Members of Belfast City Council’s strategic policy and resources committee said they will instead pursue individuals for trespassing, investigate leaks around contractors, and form a working group for future years.
Two Police Service of Northern Ireland (PSNI) vehicles arrived at the site of the bonfire at Avoniel Leisure Centre at around 5am on Thursday.
A woman read a statement from inside one of the vehicles, which was relayed on a loudspeaker, requesting that those on Belfast City Council property vacate the area.
The move came after the committee voted earlier this week to send contractors in to remove material from the bonfire in the leisure centre’s car park.
But after another meeting of the committee on Thursday morning, Alliance councillor Michael Long said it would be “counter-productive” to remove the material on July 11.
“We have got to take on board that there are children, young people and older people in that area,” he said.
“We do have to say that statutory agencies have to really get a grip on this. Belfast City Council has taken the lead on this over the last two or three years.
“It’s about time other statutory agencies lived up to their needs and what they should actually deliver for people.
“It is really disappointing that a democratically taken decision in Belfast City Council cannot be implemented, and that is a worrying development.”
Police are continuing to maintain a presence in the wider area.
A council spokeswoman said anyone on the site would be regarded as trespassing until the leisure centre reopens next week.

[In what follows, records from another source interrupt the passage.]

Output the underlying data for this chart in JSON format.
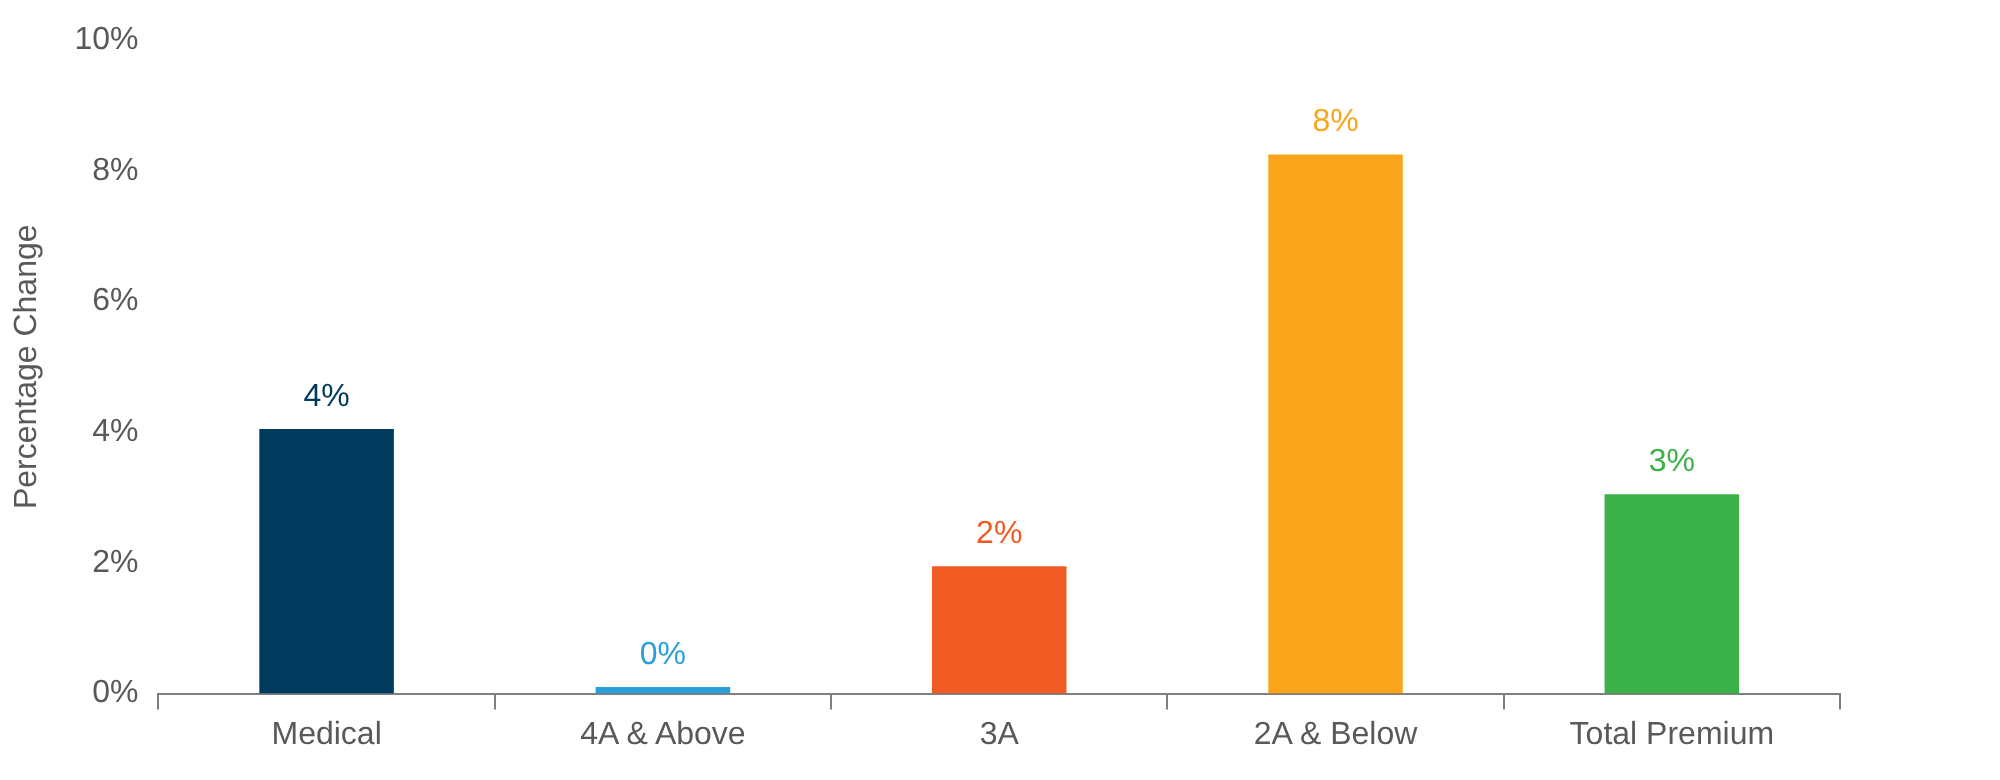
{
  "chart_data": {
    "type": "bar",
    "ylabel": "Percentage Change",
    "categories": [
      "Medical",
      "4A & Above",
      "3A",
      "2A & Below",
      "Total Premium"
    ],
    "values": [
      4.05,
      0.1,
      1.95,
      8.25,
      3.05
    ],
    "colors": [
      "#003a5d",
      "#2a9fd8",
      "#f15a22",
      "#f9a51b",
      "#3bb149"
    ],
    "value_labels": [
      "4%",
      "0%",
      "2%",
      "8%",
      "3%"
    ],
    "ylim": [
      0,
      10
    ],
    "yticks": [
      {
        "value": 0,
        "label": "0%"
      },
      {
        "value": 2,
        "label": "2%"
      },
      {
        "value": 4,
        "label": "4%"
      },
      {
        "value": 6,
        "label": "6%"
      },
      {
        "value": 8,
        "label": "8%"
      },
      {
        "value": 10,
        "label": "10%"
      }
    ],
    "grid": false,
    "legend": false
  }
}
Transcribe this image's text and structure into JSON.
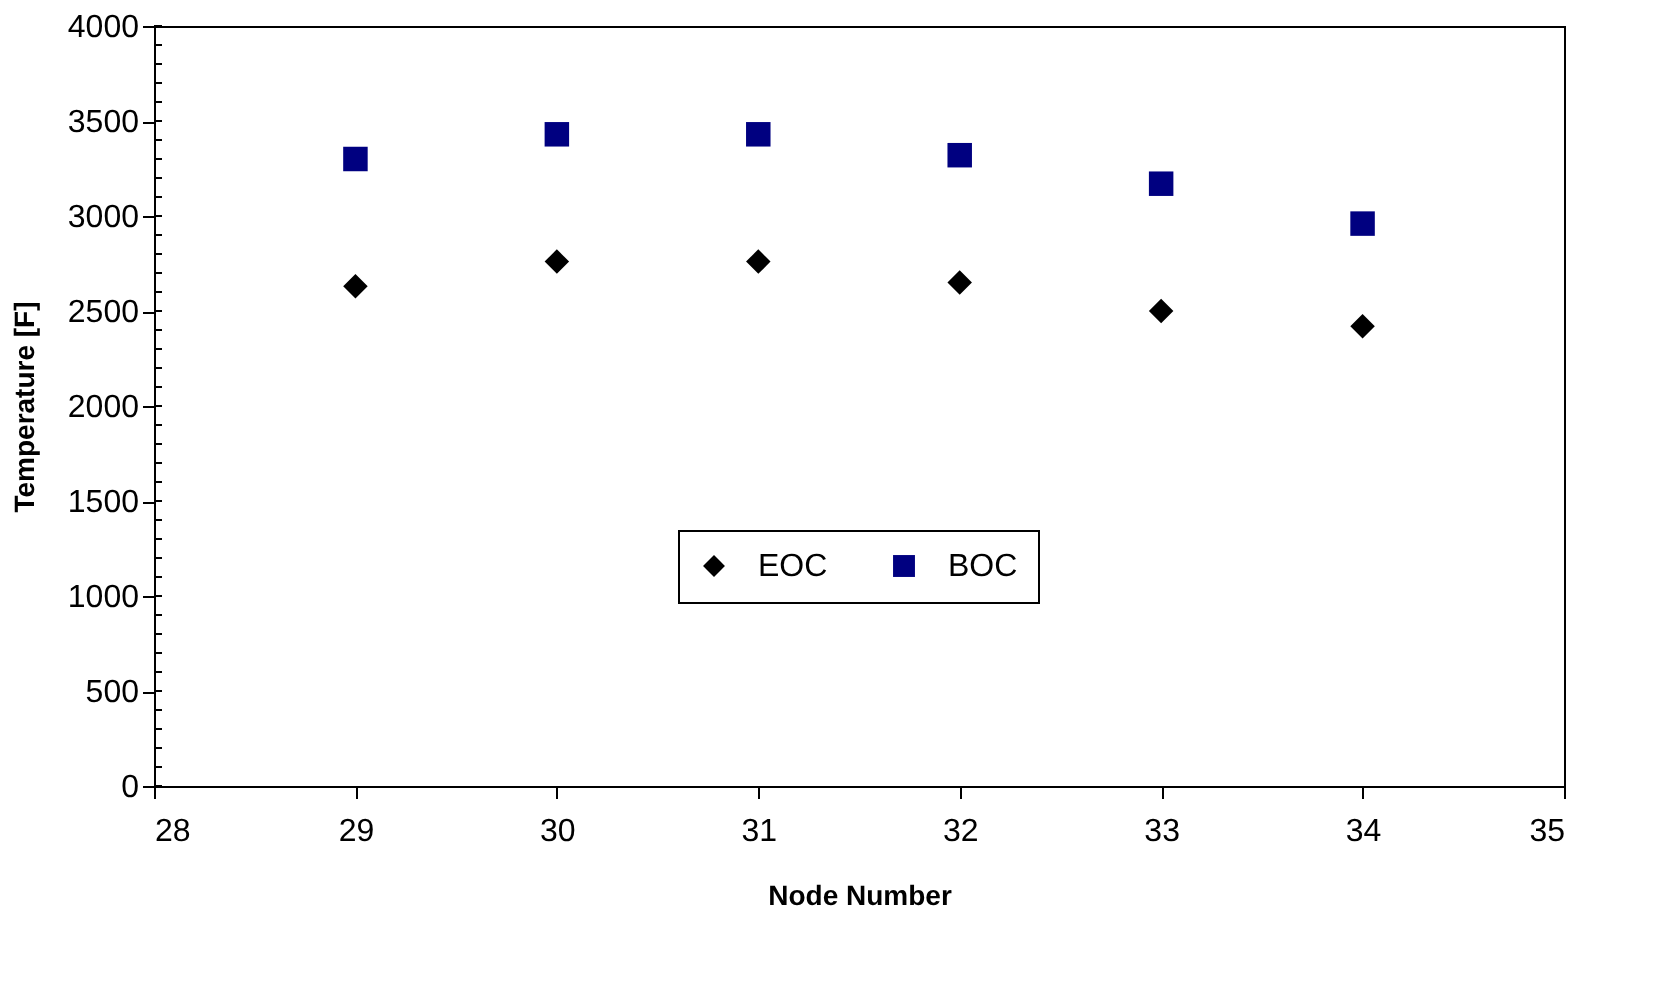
{
  "chart_data": {
    "type": "scatter",
    "xlabel": "Node Number",
    "ylabel": "Temperature  [F]",
    "x": [
      29,
      30,
      31,
      32,
      33,
      34
    ],
    "series": [
      {
        "name": "EOC",
        "color": "#000000",
        "marker": "diamond",
        "values": [
          2630,
          2760,
          2760,
          2650,
          2500,
          2420
        ]
      },
      {
        "name": "BOC",
        "color": "#000080",
        "marker": "square",
        "values": [
          3300,
          3430,
          3430,
          3320,
          3170,
          2960
        ]
      }
    ],
    "xlim": [
      28,
      35
    ],
    "xticks": [
      28,
      29,
      30,
      31,
      32,
      33,
      34,
      35
    ],
    "ylim": [
      0,
      4000
    ],
    "yticks": [
      0,
      500,
      1000,
      1500,
      2000,
      2500,
      3000,
      3500,
      4000
    ],
    "grid": false,
    "legend": "bottom"
  }
}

She added: “Council is anxious to secure the property and clear the site in order to prepare for return to normal use and provision of service to its ratepayers.”
The bonfire and supporters remain on site.

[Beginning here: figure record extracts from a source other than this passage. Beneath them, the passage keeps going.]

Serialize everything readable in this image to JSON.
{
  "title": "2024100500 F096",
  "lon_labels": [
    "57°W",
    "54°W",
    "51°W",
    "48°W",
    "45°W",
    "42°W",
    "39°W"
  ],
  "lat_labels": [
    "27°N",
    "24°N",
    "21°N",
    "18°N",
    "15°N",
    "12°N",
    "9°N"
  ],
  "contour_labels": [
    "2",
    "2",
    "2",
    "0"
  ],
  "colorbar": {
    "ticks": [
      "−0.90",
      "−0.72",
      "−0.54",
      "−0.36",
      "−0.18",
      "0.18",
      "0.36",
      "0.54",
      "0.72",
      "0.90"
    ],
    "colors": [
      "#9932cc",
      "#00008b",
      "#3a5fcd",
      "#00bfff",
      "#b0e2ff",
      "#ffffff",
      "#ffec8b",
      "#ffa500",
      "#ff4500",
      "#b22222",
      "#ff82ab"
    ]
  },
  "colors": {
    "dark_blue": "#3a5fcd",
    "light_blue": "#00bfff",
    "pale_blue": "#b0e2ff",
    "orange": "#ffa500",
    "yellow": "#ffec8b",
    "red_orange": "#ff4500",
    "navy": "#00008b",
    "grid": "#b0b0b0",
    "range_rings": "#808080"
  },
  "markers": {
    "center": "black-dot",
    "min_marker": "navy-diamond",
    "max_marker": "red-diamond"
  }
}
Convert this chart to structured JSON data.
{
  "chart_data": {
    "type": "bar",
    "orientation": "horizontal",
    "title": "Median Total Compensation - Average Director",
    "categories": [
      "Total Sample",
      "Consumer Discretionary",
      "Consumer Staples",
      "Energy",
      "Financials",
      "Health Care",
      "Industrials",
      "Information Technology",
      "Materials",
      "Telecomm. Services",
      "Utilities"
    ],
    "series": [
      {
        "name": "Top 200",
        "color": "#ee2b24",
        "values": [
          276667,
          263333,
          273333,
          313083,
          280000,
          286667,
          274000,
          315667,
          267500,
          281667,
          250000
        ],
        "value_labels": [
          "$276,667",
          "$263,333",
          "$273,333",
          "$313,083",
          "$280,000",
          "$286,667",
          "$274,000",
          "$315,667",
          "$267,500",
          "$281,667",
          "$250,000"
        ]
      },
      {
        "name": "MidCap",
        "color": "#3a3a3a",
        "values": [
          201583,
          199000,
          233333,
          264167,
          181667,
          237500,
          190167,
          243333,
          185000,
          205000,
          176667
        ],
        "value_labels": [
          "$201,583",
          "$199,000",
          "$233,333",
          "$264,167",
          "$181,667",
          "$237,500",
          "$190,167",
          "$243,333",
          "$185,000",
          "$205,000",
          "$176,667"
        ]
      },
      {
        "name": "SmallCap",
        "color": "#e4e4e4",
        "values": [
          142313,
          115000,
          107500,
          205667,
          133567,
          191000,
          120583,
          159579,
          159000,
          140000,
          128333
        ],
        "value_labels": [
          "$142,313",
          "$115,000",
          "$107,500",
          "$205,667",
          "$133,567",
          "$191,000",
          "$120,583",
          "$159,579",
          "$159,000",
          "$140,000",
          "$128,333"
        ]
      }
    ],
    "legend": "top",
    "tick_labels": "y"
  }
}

Organisers said they hope to light the bonfire as planned later on Thursday at the start of the loyalist Twelfth of July celebrations.
The council committee had been warned by police that guns could be used during severe violence orchestrated by loyalist paramilitaries if the bonfire material was removed.
PSNI Assistant Chief Constable Mark Hamilton said: “The intelligence picture indicates that any attempt by the council to remove bonfire material will cause a severe violent confrontation, orchestrated by the UVF.
“The use of firearms during such disorder cannot be ruled out.”
Robert Girvin, from the East Belfast Cultural Collective, described what happened at the scene early on Thursday.
“A female council officer from the back of the vehicle read a statement out informing us all that we were aggravated trespassing on council property,” he told PA.
“At this time I can’t fault the PSNI, the PSNI came down and talked to us on the site, they have been amicable, informed us honestly and openly what is going on.”
Mr Girvin also rejected a suggestion that the bonfire is controlled by the UVF.
“It is controlled by the grannies, the mothers, the sisters, the children, the people of the local community,” he said.
“That’s who controls this, that’s who organises it and that’s who wants it. No-one wants violence.”
On Wednesday evening, local residents organised a family fun day beside the 20ft (6m) high pallet bonfire. It included a performance of loyalist songs by the Rising Sons Flute Band.
Organisers warned against violence but acknowledged anger in the community over the planned clearance.
Huge bonfires will be lit in loyalist areas across Northern Ireland late on Thursday night to usher in the Twelfth of July, the main date in the Protestant loyal order marching season marking the 1690 Battle of the Boyne.
While most fires are lit without major incident, a number continue to prove contentious, with the authorities having taken action in recent years on structures deemed unsafe and posing a threat to nearby properties.